Perhaps you see very little link between the Charles of 1267 with all his newfangled French notions of chastity and chasing after Holy Grails, the Charles of 1867 with his loathing of trade, and the Charles of today, a computer scientist deaf to the screams of the tender humanists who begin to discern their own redundancy. But there is a link: they all rejected or reject the notion of possession as the purpose of life, whether it be of a woman’s body, or of high profit at all costs, or of the right to dictate the speed of progress. The scientist is but one more form; and will be superseded.
Now all this is the great and timeless relevance of the New Testament myth of the Temptation in the Wilderness. All who have insight and education have automatically their own wilderness; and at some point in their life they will have their temptation. Their rejection may be foolish; but it is never evil. You have just turned down a tempting offer in commer-cial applied science in order to continue your academic teaching? Your last exhibition did not sell as well as the previous one, but you are determined to keep to your new style? You have just made some decision in which your personal benefit, your chance of possession, has not been allowed to interfere? Then do not dismiss Charles’s state of mind as a mere conditioning of futile snobbery. See him for what he is: a man struggling to overcome history. And even though he does not realize it.

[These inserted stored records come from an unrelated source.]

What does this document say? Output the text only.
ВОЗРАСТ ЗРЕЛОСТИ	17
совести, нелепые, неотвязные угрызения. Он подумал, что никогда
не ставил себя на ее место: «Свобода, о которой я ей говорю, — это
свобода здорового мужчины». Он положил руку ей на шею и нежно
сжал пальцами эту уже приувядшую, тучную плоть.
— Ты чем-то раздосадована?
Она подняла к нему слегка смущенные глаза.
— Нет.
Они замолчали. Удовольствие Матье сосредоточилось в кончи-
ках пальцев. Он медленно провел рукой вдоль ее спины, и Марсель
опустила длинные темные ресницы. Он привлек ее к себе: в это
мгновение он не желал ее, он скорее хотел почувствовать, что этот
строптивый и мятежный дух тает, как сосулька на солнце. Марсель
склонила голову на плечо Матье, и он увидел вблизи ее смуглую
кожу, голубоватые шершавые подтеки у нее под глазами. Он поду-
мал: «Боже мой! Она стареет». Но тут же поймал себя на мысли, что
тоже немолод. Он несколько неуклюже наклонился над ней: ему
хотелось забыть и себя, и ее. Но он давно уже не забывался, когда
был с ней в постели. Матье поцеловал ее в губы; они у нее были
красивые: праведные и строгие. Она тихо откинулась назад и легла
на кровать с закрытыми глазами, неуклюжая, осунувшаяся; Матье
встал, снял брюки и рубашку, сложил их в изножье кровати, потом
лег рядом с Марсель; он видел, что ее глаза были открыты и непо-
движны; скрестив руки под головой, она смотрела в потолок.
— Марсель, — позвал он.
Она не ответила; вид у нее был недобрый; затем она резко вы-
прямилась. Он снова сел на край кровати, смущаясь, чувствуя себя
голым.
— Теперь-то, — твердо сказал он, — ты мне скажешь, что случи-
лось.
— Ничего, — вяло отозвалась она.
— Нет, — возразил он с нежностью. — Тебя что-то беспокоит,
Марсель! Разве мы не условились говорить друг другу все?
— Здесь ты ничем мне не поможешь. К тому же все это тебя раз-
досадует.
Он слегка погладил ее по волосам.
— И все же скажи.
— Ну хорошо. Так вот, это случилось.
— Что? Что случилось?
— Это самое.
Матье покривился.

There pressed on Charles more than the common human instinct to preserve personal identity; there lay behind him all those years of thought, speculation, self-knowledge. His whole past, the best of his past self, seemed the price he was asked to pay; he could not believe that all he had wanted to be was worthless, however much he might have failed to match reality to the dream. He had pursued the meaning of life, more than that, he believed—poor clown—that at times he had glimpsed it. Was it his fault that he lacked the talent to communicate those glimpses to other men? That to an outside observer he seemed a dilettante, a hopeless amateur? At least he had gamed the knowledge that the meaning of life was not to be found in Freeman’s store.
But underlying all, at least in Charles, was the doctrine of the survival of the fittest, and most especially an aspect of it he had discussed—and it had been a discussion bathed in optimism—with Grogan that night in Lyme: that a human being cannot but see his power of self-analysis as a very special privilege in the struggle to adapt. Both men had seen proof there that man’s free will was not in danger. If one had to change to survive—as even the Freemans conceded—then at least one was granted a choice of methods. So much for the theory—the practice, it now flooded in on Charles, was something other.

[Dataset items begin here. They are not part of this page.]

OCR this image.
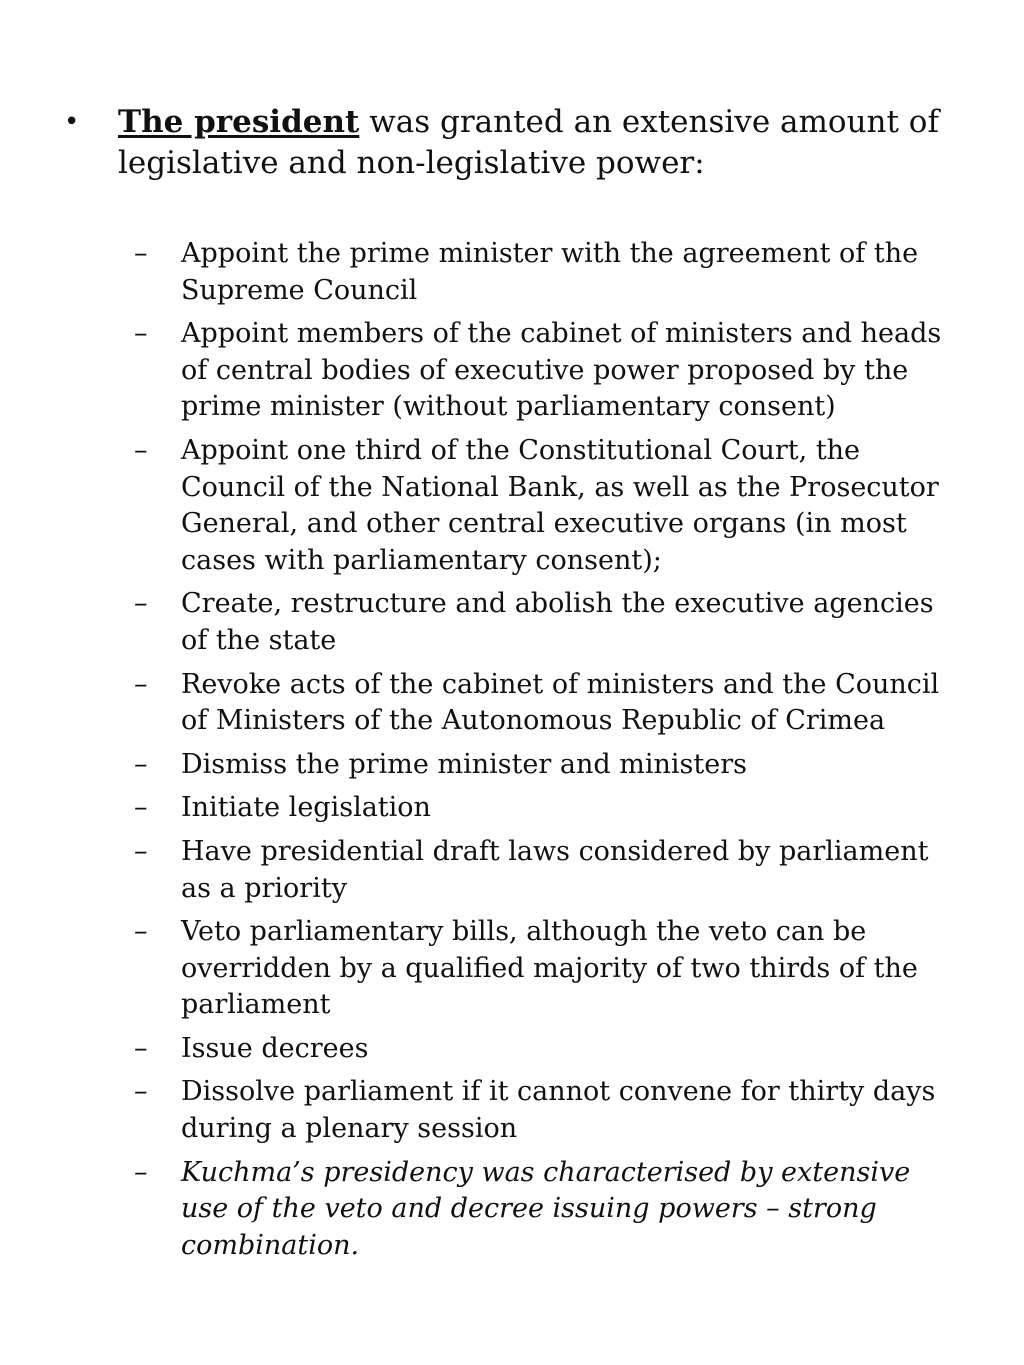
•	The president was granted an extensive amount of legislative and non-legislative power:
–	Appoint the prime minister with the agreement of the Supreme Council
–	Appoint members of the cabinet of ministers and heads of central bodies of executive power proposed by the prime minister (without parliamentary consent)
–	Appoint one third of the Constitutional Court, the Council of the National Bank, as well as the Prosecutor General, and other central executive organs (in most cases with parliamentary consent);
–	Create, restructure and abolish the executive agencies of the state
–	Revoke acts of the cabinet of ministers and the Council of Ministers of the Autonomous Republic of Crimea
–	Dismiss the prime minister and ministers
–	Initiate legislation
–	Have presidential draft laws considered by parliament as a priority
–	Veto parliamentary bills, although the veto can be overridden by a qualified majority of two thirds of the parliament
–	Issue decrees
–	Dissolve parliament if it cannot convene for thirty days during a plenary session
–	Kuchma’s presidency was characterised by extensive use of the veto and decree issuing powers – strong combination.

He was trapped. He could not be, but he was.
He stood for a moment against the vast pressures of his age; then felt cold, chilled to his innermost marrow by an icy rage against Mr. Freeman and Freemanism.
He raised his stick to a passing hansom. Inside he sank back into the musty leather seat and closed his eyes; and in his mind there appeared a consoling image. Hope? Courage? Determination? I am afraid not. He saw a bowl of milk punch and a pint of champagne.